Increased numbers of fatal opioid overdoses reflect a growing public health concern posed by nonmedical opioid use in the United States. The drug, naloxone, can quickly and effectively reverse opioid overdoses; recently, two formulations have been approved by the Food and Drug Administration and labeled specifically for layperson use.
Experts from RTI International, Dr. Barrot H. Lambdin and Dr. Alex H. Kral, served as contributing authors on a study recently published in the peer-reviewed medical journal Addictive Behaviors. The study reviewed two types of opioid overdose legislation: Naloxone access laws, which enable wider distribution of naloxone to laypeople, and overdose-specific Good Samaritan laws, which protect people from legal consequences when these individuals seek emergency services for an observed overdose.
According to this study, enacting naloxone access and Good Samaritan laws were associated with fewer opioid overdose deaths, especially among African American populations. Results further indicate that nonmedical opioid use did not increase after states enacted opioid overdose laws, refuting concerns that increased naloxone availability enables nonmedical opioid use. This study was the first to examine the influence of naloxone access and Good Samaritan laws on opioid-related mortality or nonmedical opioid use at the national level.
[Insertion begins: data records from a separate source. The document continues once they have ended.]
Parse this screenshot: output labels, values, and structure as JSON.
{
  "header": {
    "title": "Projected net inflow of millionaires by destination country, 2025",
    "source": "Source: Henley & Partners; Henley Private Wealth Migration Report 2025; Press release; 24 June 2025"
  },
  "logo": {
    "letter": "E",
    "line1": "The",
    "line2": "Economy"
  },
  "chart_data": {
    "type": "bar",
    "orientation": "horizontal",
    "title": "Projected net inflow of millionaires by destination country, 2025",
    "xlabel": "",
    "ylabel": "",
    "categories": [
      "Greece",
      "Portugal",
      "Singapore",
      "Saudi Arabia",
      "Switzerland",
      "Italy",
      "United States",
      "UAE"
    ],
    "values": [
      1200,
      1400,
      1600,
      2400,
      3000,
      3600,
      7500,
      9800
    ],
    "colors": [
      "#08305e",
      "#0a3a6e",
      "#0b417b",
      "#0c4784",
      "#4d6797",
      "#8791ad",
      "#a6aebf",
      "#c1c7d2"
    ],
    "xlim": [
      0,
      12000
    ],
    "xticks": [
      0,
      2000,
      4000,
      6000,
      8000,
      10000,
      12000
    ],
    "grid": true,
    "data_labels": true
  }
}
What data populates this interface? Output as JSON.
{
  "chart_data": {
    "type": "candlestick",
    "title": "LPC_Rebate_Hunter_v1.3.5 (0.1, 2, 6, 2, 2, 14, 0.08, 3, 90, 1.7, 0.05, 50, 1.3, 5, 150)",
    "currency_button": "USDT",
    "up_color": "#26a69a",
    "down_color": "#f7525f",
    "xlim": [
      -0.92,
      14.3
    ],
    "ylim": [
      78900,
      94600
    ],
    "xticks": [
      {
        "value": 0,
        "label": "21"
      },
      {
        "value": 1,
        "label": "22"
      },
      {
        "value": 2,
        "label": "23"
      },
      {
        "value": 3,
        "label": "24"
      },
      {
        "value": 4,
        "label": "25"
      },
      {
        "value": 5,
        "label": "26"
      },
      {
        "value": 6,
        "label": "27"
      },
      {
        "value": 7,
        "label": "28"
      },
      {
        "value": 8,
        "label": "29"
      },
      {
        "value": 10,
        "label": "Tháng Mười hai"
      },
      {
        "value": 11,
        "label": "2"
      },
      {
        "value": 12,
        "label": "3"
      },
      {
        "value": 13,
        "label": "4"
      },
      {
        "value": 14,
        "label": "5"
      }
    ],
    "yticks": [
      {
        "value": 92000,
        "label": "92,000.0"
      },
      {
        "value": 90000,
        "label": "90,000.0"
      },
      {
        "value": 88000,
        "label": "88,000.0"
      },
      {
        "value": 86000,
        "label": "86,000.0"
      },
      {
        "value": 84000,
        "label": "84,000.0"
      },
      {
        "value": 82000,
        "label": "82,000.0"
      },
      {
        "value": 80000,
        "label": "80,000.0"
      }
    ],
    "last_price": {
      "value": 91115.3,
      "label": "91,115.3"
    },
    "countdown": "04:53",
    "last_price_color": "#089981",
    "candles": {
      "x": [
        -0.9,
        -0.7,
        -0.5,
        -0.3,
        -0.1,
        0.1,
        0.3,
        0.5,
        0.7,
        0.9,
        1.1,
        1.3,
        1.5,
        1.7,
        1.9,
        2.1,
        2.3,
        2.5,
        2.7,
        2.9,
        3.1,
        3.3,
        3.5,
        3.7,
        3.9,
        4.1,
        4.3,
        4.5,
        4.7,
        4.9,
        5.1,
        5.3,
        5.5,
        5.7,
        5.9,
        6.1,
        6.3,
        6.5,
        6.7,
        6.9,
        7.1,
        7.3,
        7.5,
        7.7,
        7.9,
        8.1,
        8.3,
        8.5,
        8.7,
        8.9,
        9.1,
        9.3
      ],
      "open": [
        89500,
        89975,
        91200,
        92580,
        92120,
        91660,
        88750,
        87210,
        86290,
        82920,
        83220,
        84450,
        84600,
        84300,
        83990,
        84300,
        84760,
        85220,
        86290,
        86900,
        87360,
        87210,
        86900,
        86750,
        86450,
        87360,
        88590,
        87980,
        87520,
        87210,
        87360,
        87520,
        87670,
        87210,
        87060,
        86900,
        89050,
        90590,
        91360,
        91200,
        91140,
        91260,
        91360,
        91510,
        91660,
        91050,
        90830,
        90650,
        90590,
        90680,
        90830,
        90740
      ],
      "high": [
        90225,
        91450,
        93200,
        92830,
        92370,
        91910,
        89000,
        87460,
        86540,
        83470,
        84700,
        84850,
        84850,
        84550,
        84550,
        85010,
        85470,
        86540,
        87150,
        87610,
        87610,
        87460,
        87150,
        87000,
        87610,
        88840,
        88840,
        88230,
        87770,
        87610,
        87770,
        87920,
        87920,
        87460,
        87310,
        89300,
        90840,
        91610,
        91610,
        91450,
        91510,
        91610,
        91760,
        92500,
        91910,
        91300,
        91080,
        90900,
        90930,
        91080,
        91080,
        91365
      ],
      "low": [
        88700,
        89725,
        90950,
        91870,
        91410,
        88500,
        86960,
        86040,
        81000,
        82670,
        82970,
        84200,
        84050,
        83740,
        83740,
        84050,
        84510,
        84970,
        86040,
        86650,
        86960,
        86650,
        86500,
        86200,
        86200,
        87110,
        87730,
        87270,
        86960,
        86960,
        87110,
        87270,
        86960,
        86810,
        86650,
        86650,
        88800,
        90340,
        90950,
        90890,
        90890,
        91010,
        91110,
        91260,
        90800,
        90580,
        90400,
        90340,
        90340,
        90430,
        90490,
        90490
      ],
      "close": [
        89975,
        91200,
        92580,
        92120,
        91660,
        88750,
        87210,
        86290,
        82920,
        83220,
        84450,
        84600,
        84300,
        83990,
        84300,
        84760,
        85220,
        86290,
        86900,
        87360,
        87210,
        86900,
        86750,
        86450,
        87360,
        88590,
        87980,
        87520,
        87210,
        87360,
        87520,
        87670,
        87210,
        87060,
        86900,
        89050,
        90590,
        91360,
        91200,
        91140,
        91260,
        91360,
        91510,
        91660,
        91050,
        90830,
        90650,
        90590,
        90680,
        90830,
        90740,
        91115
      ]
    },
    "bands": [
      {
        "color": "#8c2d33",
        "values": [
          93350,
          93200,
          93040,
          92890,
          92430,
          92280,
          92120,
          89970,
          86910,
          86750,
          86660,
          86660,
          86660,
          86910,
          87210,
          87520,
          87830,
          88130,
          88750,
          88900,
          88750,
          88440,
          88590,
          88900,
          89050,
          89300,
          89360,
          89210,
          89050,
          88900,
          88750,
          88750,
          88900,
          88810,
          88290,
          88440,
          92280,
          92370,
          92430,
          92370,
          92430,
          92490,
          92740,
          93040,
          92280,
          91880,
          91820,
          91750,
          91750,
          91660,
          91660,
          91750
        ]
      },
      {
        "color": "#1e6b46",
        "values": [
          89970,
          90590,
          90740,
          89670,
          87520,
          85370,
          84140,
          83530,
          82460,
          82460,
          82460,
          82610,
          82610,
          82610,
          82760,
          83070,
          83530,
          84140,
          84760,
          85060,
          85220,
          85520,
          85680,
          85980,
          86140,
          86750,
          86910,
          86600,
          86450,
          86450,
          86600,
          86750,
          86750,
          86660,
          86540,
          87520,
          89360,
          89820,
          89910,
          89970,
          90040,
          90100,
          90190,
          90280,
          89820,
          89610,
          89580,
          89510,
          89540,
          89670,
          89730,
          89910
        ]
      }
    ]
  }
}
The study used National Vital Statistics data from 2000 through 2014 to determine opioid-overdose mortality, as well as National Survey on Drug Use and Health estimates of the number of individuals who use opioid pain relievers and heroin for nonmedical purposes. Opioid overdose deaths and nonmedical opioid use in states that had previously enacted naloxone access laws or Good Samaritan laws were compared (1) to states before and after they enacted legislation and (2) to states that did and did not enact legislation.
Findings showed that states that enacted naloxone access laws or Good Samaritan laws observed a 14% and 15% lower incidence of opioid-overdose deaths, respectively. Naloxone access laws were associated with larger reductions in overdose-related mortality among African Americans, while Good Samaritan laws were associated with larger reductions in overdose-related mortality among African American and Latinx populations. Several reasons could explain the stronger associations among these populations. First, many naloxone access laws make it easier to obtain naloxone without needing an established relationship with a prescriber; therefore, these laws could be increasing access among these communities that are more likely to be uninsured or underinsured. Secondly, many high-volume naloxone programs, implemented as a result of these laws, have been developed in urban areas that tend to have more residents who are people of color. Furthermore, the nation’s war on drugs has disproportionately impacted people of color, and providing more legal protections through these laws may result in a differential benefit for people of color.
These findings suggest that legal measures taken by states to improve naloxone access and encourage individuals to seek emergency services have helped the nation to address its opioid overdose crisis. States should continue to pass the full complement of naloxone access and Good Samaritan provisions so that their laws provide the most supportive and protective environment for reducing opioid-overdose deaths. These measures offer an opportunity to create a significant impact at a relatively low cost.